The content originally appeared on: News Americas Now

Black Immigrant Daily News

The content originally appeared on: Trinidad and Tobago Newsday

Attorney Martin George

Tobago Business Chamber chairman and attorney Martin George says there is nothing legally wrong in the Government nominating Christine Kangaloo – President of the Senate – for President of the country.

The Prime Minister announced Kangaloo as the government’s choice at a press conference on Friday.

The selection has been criticised by the Opposition and other political rivals as Kangaloo has had a long history as part of the ruling People’s National Movement (PNM), including as a Cabinet minister.

However, George said her selection was not illegal.

“In fact, such a view is fortified and enshrined within our very own Constitution when one looks at the sections which deal with the President and the appointment of a President it is pellucid from section 24 that the framers actually envisaged the possibility that someone who is a member of the Senate or a member of the House of Representatives can be elected as President,” he said on Saturday in a WhatsApp video.

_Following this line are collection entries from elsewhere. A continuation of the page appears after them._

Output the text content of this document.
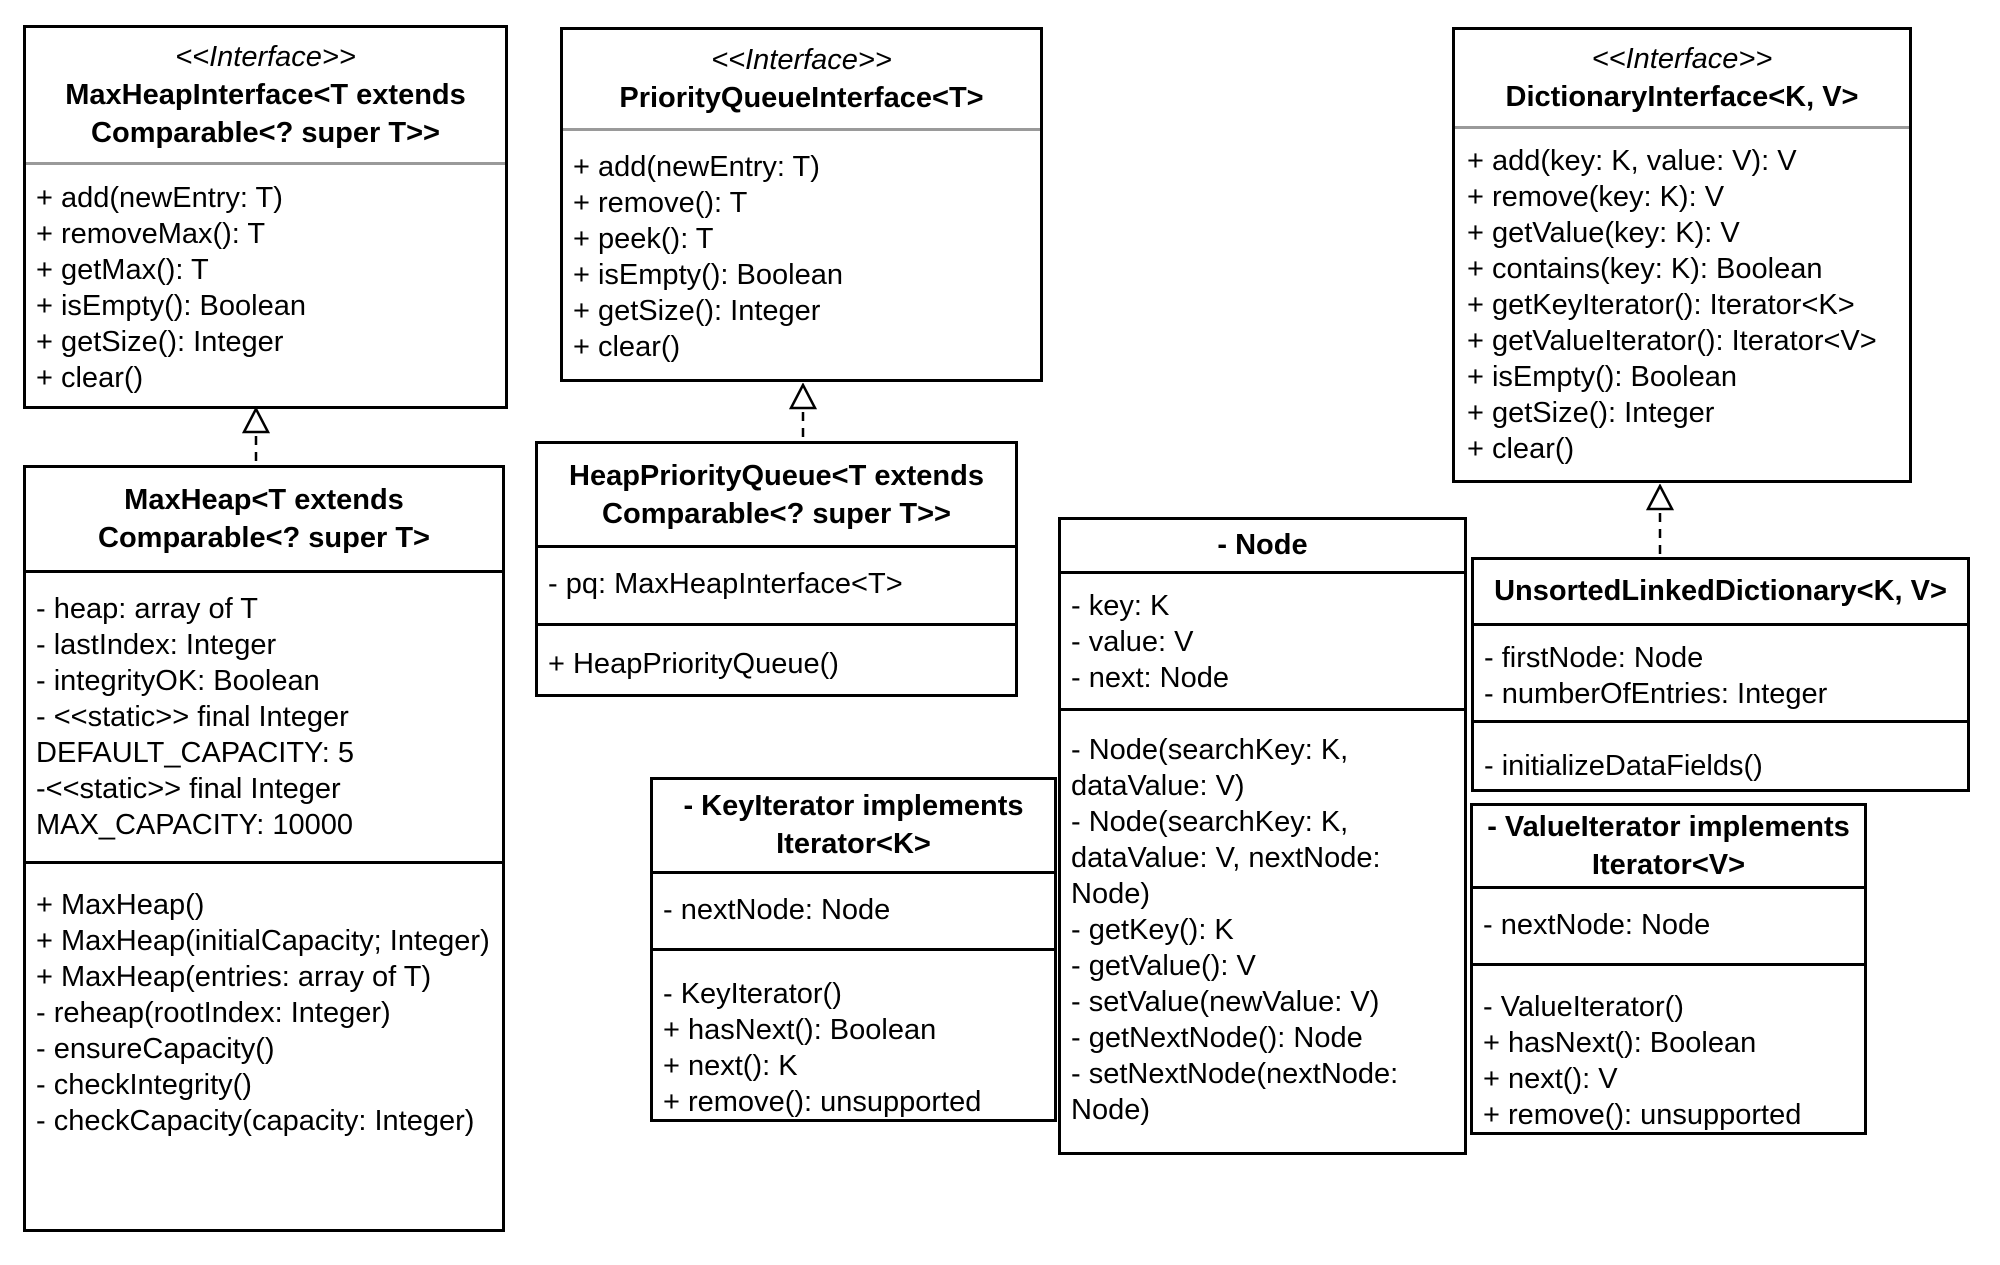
<<Interface>>
MaxHeapInterface<T extends Comparable<? super T>>
+ add(newEntry: T)
+ removeMax(): T
+ getMax(): T
+ isEmpty(): Boolean
+ getSize(): Integer
+ clear()
MaxHeap<T extends Comparable<? super T>
- heap: array of T
- lastIndex: Integer
- integrityOK: Boolean
- <<static>> final Integer DEFAULT_CAPACITY: 5
-<<static>> final Integer MAX_CAPACITY: 10000
+ MaxHeap()
+ MaxHeap(initialCapacity; Integer)
+ MaxHeap(entries: array of T)
- reheap(rootIndex: Integer)
- ensureCapacity()
- checkIntegrity()
- checkCapacity(capacity: Integer)
<<Interface>>
PriorityQueueInterface<T>
+ add(newEntry: T)
+ remove(): T
+ peek(): T
+ isEmpty(): Boolean
+ getSize(): Integer
+ clear()
HeapPriorityQueue<T extends Comparable<? super T>>
- pq: MaxHeapInterface<T>
+ HeapPriorityQueue()
<<Interface>>
DictionaryInterface<K, V>
+ add(key: K, value: V): V
+ remove(key: K): V
+ getValue(key: K): V
+ contains(key: K): Boolean
+ getKeyIterator(): Iterator<K>
+ getValueIterator(): Iterator<V>
+ isEmpty(): Boolean
+ getSize(): Integer
+ clear()
- Node
- key: K
- value: V
- next: Node
- Node(searchKey: K, dataValue: V)
- Node(searchKey: K, dataValue: V, nextNode: Node)
- getKey(): K
- getValue(): V
- setValue(newValue: V)
- getNextNode(): Node
- setNextNode(nextNode: Node)
UnsortedLinkedDictionary<K, V>
- firstNode: Node
- numberOfEntries: Integer
- initializeDataFields()
- KeyIterator implements
Iterator<K>
- nextNode: Node
- KeyIterator()
+ hasNext(): Boolean
+ next(): K
+ remove(): unsupported
- ValueIterator implements
Iterator<V>
- nextNode: Node
- ValueIterator()
+ hasNext(): Boolean
+ next(): V
+ remove(): unsupported
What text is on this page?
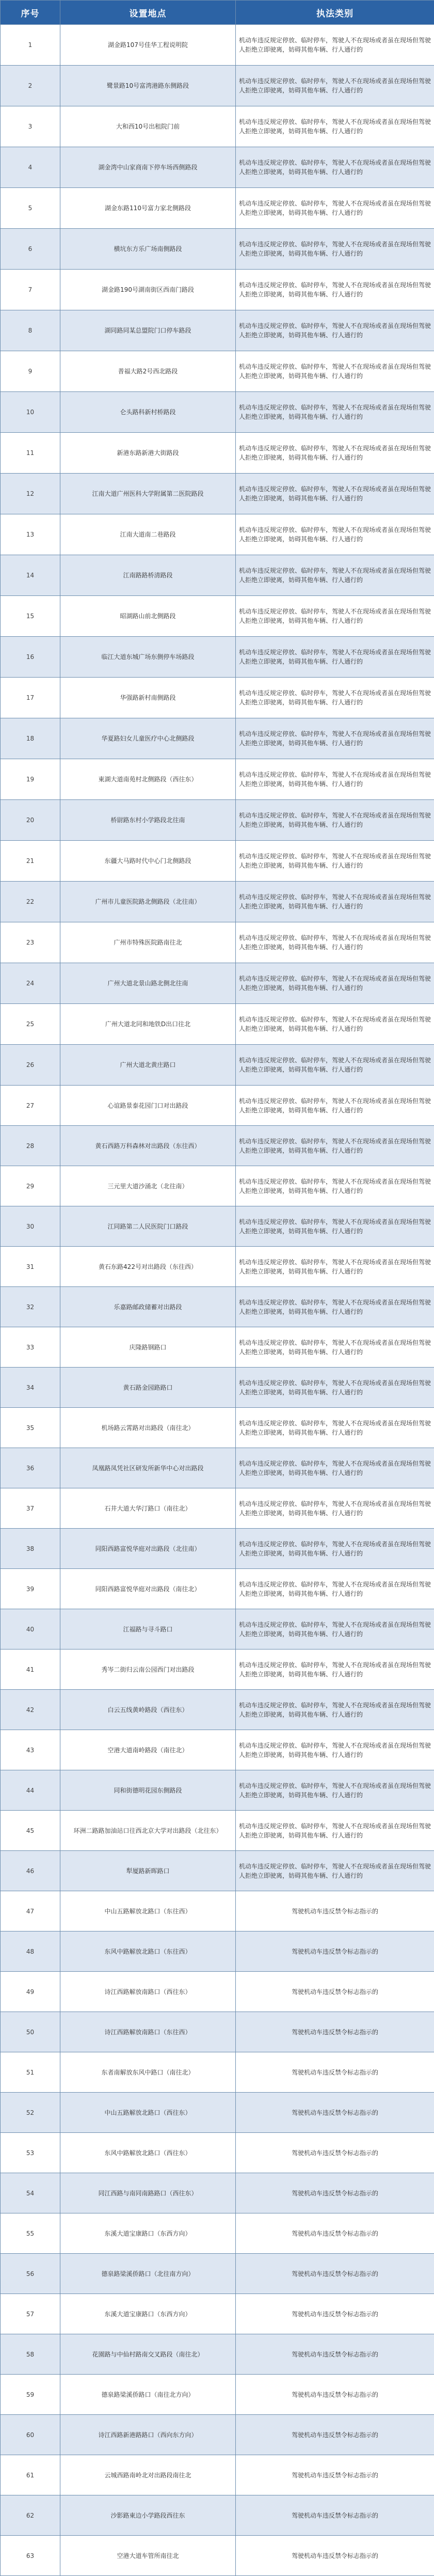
序号	设置地点	执法类别
1	湖金路107号佳华工程说明院	机动车违反规定停放、临时停车，驾驶人不在现场或者虽在现场但驾驶人拒绝立即驶离，妨碍其他车辆、行人通行的
2	鹭景路10号富湾港路东侧路段	机动车违反规定停放、临时停车，驾驶人不在现场或者虽在现场但驾驶人拒绝立即驶离，妨碍其他车辆、行人通行的
3	大和西10号出租院门前	机动车违反规定停放、临时停车，驾驶人不在现场或者虽在现场但驾驶人拒绝立即驶离，妨碍其他车辆、行人通行的
4	湖金湾中山家商南下停车场西侧路段	机动车违反规定停放、临时停车，驾驶人不在现场或者虽在现场但驾驶人拒绝立即驶离，妨碍其他车辆、行人通行的
5	湖金东路110号富力家北侧路段	机动车违反规定停放、临时停车，驾驶人不在现场或者虽在现场但驾驶人拒绝立即驶离，妨碍其他车辆、行人通行的
6	横坑东方乐广场南侧路段	机动车违反规定停放、临时停车，驾驶人不在现场或者虽在现场但驾驶人拒绝立即驶离，妨碍其他车辆、行人通行的
7	湖金路190号湖南街区西南门路段	机动车违反规定停放、临时停车，驾驶人不在现场或者虽在现场但驾驶人拒绝立即驶离，妨碍其他车辆、行人通行的
8	湖同路同某总盟院门口停车路段	机动车违反规定停放、临时停车，驾驶人不在现场或者虽在现场但驾驶人拒绝立即驶离，妨碍其他车辆、行人通行的
9	普福大路2号西北路段	机动车违反规定停放、临时停车，驾驶人不在现场或者虽在现场但驾驶人拒绝立即驶离，妨碍其他车辆、行人通行的
10	仑头路科新村桥路段	机动车违反规定停放、临时停车，驾驶人不在现场或者虽在现场但驾驶人拒绝立即驶离，妨碍其他车辆、行人通行的
11	新港东路新港大街路段	机动车违反规定停放、临时停车，驾驶人不在现场或者虽在现场但驾驶人拒绝立即驶离，妨碍其他车辆、行人通行的
12	江南大道广州医科大学附属第二医院路段	机动车违反规定停放、临时停车，驾驶人不在现场或者虽在现场但驾驶人拒绝立即驶离，妨碍其他车辆、行人通行的
13	江南大道南二巷路段	机动车违反规定停放、临时停车，驾驶人不在现场或者虽在现场但驾驶人拒绝立即驶离，妨碍其他车辆、行人通行的
14	江南路路桥清路段	机动车违反规定停放、临时停车，驾驶人不在现场或者虽在现场但驾驶人拒绝立即驶离，妨碍其他车辆、行人通行的
15	昭湖路山前北侧路段	机动车违反规定停放、临时停车，驾驶人不在现场或者虽在现场但驾驶人拒绝立即驶离，妨碍其他车辆、行人通行的
16	临江大道东城广场东侧停车场路段	机动车违反规定停放、临时停车，驾驶人不在现场或者虽在现场但驾驶人拒绝立即驶离，妨碍其他车辆、行人通行的
17	华强路新村南侧路段	机动车违反规定停放、临时停车，驾驶人不在现场或者虽在现场但驾驶人拒绝立即驶离，妨碍其他车辆、行人通行的
18	华夏路妇女儿童医疗中心北侧路段	机动车违反规定停放、临时停车，驾驶人不在现场或者虽在现场但驾驶人拒绝立即驶离，妨碍其他车辆、行人通行的
19	東湖大道南苑村北侧路段（西往东）	机动车违反规定停放、临时停车，驾驶人不在现场或者虽在现场但驾驶人拒绝立即驶离，妨碍其他车辆、行人通行的
20	桥尉路东村小学路段北往南	机动车违反规定停放、临时停车，驾驶人不在现场或者虽在现场但驾驶人拒绝立即驶离，妨碍其他车辆、行人通行的
21	东疆大马路时代中心门北侧路段	机动车违反规定停放、临时停车，驾驶人不在现场或者虽在现场但驾驶人拒绝立即驶离，妨碍其他车辆、行人通行的
22	广州市儿童医院路北侧路段（北往南）	机动车违反规定停放、临时停车，驾驶人不在现场或者虽在现场但驾驶人拒绝立即驶离，妨碍其他车辆、行人通行的
23	广州市特殊医院路南往北	机动车违反规定停放、临时停车，驾驶人不在现场或者虽在现场但驾驶人拒绝立即驶离，妨碍其他车辆、行人通行的
24	广州大道北景山路北侧北往南	机动车违反规定停放、临时停车，驾驶人不在现场或者虽在现场但驾驶人拒绝立即驶离，妨碍其他车辆、行人通行的
25	广州大道北同和地铁D出口往北	机动车违反规定停放、临时停车，驾驶人不在现场或者虽在现场但驾驶人拒绝立即驶离，妨碍其他车辆、行人通行的
26	广州大道北黄庄路口	机动车违反规定停放、临时停车，驾驶人不在现场或者虽在现场但驾驶人拒绝立即驶离，妨碍其他车辆、行人通行的
27	心谊路景泰花园门口对出路段	机动车违反规定停放、临时停车，驾驶人不在现场或者虽在现场但驾驶人拒绝立即驶离，妨碍其他车辆、行人通行的
28	黄石西路万科森林对出路段（东往西）	机动车违反规定停放、临时停车，驾驶人不在现场或者虽在现场但驾驶人拒绝立即驶离，妨碍其他车辆、行人通行的
29	三元里大道沙涌北（北往南）	机动车违反规定停放、临时停车，驾驶人不在现场或者虽在现场但驾驶人拒绝立即驶离，妨碍其他车辆、行人通行的
30	江同路第二人民医院门口路段	机动车违反规定停放、临时停车，驾驶人不在现场或者虽在现场但驾驶人拒绝立即驶离，妨碍其他车辆、行人通行的
31	黄石东路422号对出路段（东往西）	机动车违反规定停放、临时停车，驾驶人不在现场或者虽在现场但驾驶人拒绝立即驶离，妨碍其他车辆、行人通行的
32	乐嘉路邮政储蓄对出路段	机动车违反规定停放、临时停车，驾驶人不在现场或者虽在现场但驾驶人拒绝立即驶离，妨碍其他车辆、行人通行的
33	庆隆路钢路口	机动车违反规定停放、临时停车，驾驶人不在现场或者虽在现场但驾驶人拒绝立即驶离，妨碍其他车辆、行人通行的
34	黄石路金园路路口	机动车违反规定停放、临时停车，驾驶人不在现场或者虽在现场但驾驶人拒绝立即驶离，妨碍其他车辆、行人通行的
35	机场路云霄路对出路段（南往北）	机动车违反规定停放、临时停车，驾驶人不在现场或者虽在现场但驾驶人拒绝立即驶离，妨碍其他车辆、行人通行的
36	凤凰路凤凭社区研发所新华中心对出路段	机动车违反规定停放、临时停车，驾驶人不在现场或者虽在现场但驾驶人拒绝立即驶离，妨碍其他车辆、行人通行的
37	石井大道大华汀路口（南往北）	机动车违反规定停放、临时停车，驾驶人不在现场或者虽在现场但驾驶人拒绝立即驶离，妨碍其他车辆、行人通行的
38	同阳西路富悦华庭对出路段（北往南）	机动车违反规定停放、临时停车，驾驶人不在现场或者虽在现场但驾驶人拒绝立即驶离，妨碍其他车辆、行人通行的
39	同阳西路富悦华庭对出路段（南往北）	机动车违反规定停放、临时停车，驾驶人不在现场或者虽在现场但驾驶人拒绝立即驶离，妨碍其他车辆、行人通行的
40	江福路与寻斗路口	机动车违反规定停放、临时停车，驾驶人不在现场或者虽在现场但驾驶人拒绝立即驶离，妨碍其他车辆、行人通行的
41	秀岑二街归云南公园西门对出路段	机动车违反规定停放、临时停车，驾驶人不在现场或者虽在现场但驾驶人拒绝立即驶离，妨碍其他车辆、行人通行的
42	白云五线黄岭路段（西往东）	机动车违反规定停放、临时停车，驾驶人不在现场或者虽在现场但驾驶人拒绝立即驶离，妨碍其他车辆、行人通行的
43	空港大道南岭路段（南往北）	机动车违反规定停放、临时停车，驾驶人不在现场或者虽在现场但驾驶人拒绝立即驶离，妨碍其他车辆、行人通行的
44	同和街德明花园东侧路段	机动车违反规定停放、临时停车，驾驶人不在现场或者虽在现场但驾驶人拒绝立即驶离，妨碍其他车辆、行人通行的
45	环洲二路路加油站口往西北京大学对出路段（北往东）	机动车违反规定停放、临时停车，驾驶人不在现场或者虽在现场但驾驶人拒绝立即驶离，妨碍其他车辆、行人通行的
46	犁厦路新晖路口	机动车违反规定停放、临时停车，驾驶人不在现场或者虽在现场但驾驶人拒绝立即驶离，妨碍其他车辆、行人通行的
47	中山五路解放北路口（东往西）	驾驶机动车违反禁令标志指示的
48	东风中路解放北路口（东往西）	驾驶机动车违反禁令标志指示的
49	诗江西路解放南路口（西往东）	驾驶机动车违反禁令标志指示的
50	诗江西路解放南路口（东往西）	驾驶机动车违反禁令标志指示的
51	东者南解放东风中路口（南往北）	驾驶机动车违反禁令标志指示的
52	中山五路解放北路口（西往东）	驾驶机动车违反禁令标志指示的
53	东风中路解放北路口（西往东）	驾驶机动车违反禁令标志指示的
54	同江西路与南同南路路口（西往东）	驾驶机动车违反禁令标志指示的
55	东溪大道宝康路口（东西方向）	驾驶机动车违反禁令标志指示的
56	德泉路梁溪侨路口（北往南方向）	驾驶机动车违反禁令标志指示的
57	东溪大道宝康路口（东西方向）	驾驶机动车违反禁令标志指示的
58	花園路与中仙村路南交叉路段（南往北）	驾驶机动车违反禁令标志指示的
59	德泉路梁溪侨路口（南往北方向）	驾驶机动车违反禁令标志指示的
60	诗江西路新港路路口（西向东方向）	驾驶机动车违反禁令标志指示的
61	云城西路南岭北对出路段南往北	驾驶机动车违反禁令标志指示的
62	沙影路東边小学路段西往东	驾驶机动车违反禁令标志指示的
63	空港大道车管所南往北	驾驶机动车违反禁令标志指示的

“Section 24 says where a member of the Senate or the House of Representatives is elected as President, his seat in the Senate or the House of Representatives, respectively, shall become vacant.

“So it is clear that the framers of the Constitution considered the possibility that someone could be a sitting member of the House of Representatives or Senate and still be appointed as President or nominated for such an appointment. There is nothing at all legally wrong with it. So it is clear that the government is on solid legal ground in making such a decision.”

But George said the issue has given way to the court of public opinion.

“Based upon what persons have expressed since the naming of their (Government’s) choice, it is clear that some consideration ought to be taken as to hearing the views of others.”

He referred to a 1936 Privy Council case in Trinidad and Tobago – Andre Paul Terence Ambard versus the Attorney General – to support his point.

“In that Privy Council case, Lord Atkins made it clear that one must always look at these situations with an open mind. In fact, Lord Atkins in that case said ‘Justice is not a cloistered virtue and must be allowed to suffer the scrutiny and the respectful, even though outspoken comments of ordinary men.’

“In other words, we, in looking at this situation in Trinidad and Tobago, have to listen to and be willing to hear the comments of ordinary citizens on the matter, and the government can then decide whether they take those into account or not.”

He urged the Government to reflect on the Privy Council case “where Lord Atkins made it clear that we must still, even though you are on solid ground legally, you must still be open to hearing the views of others and of course you then make your final decision based upon that.”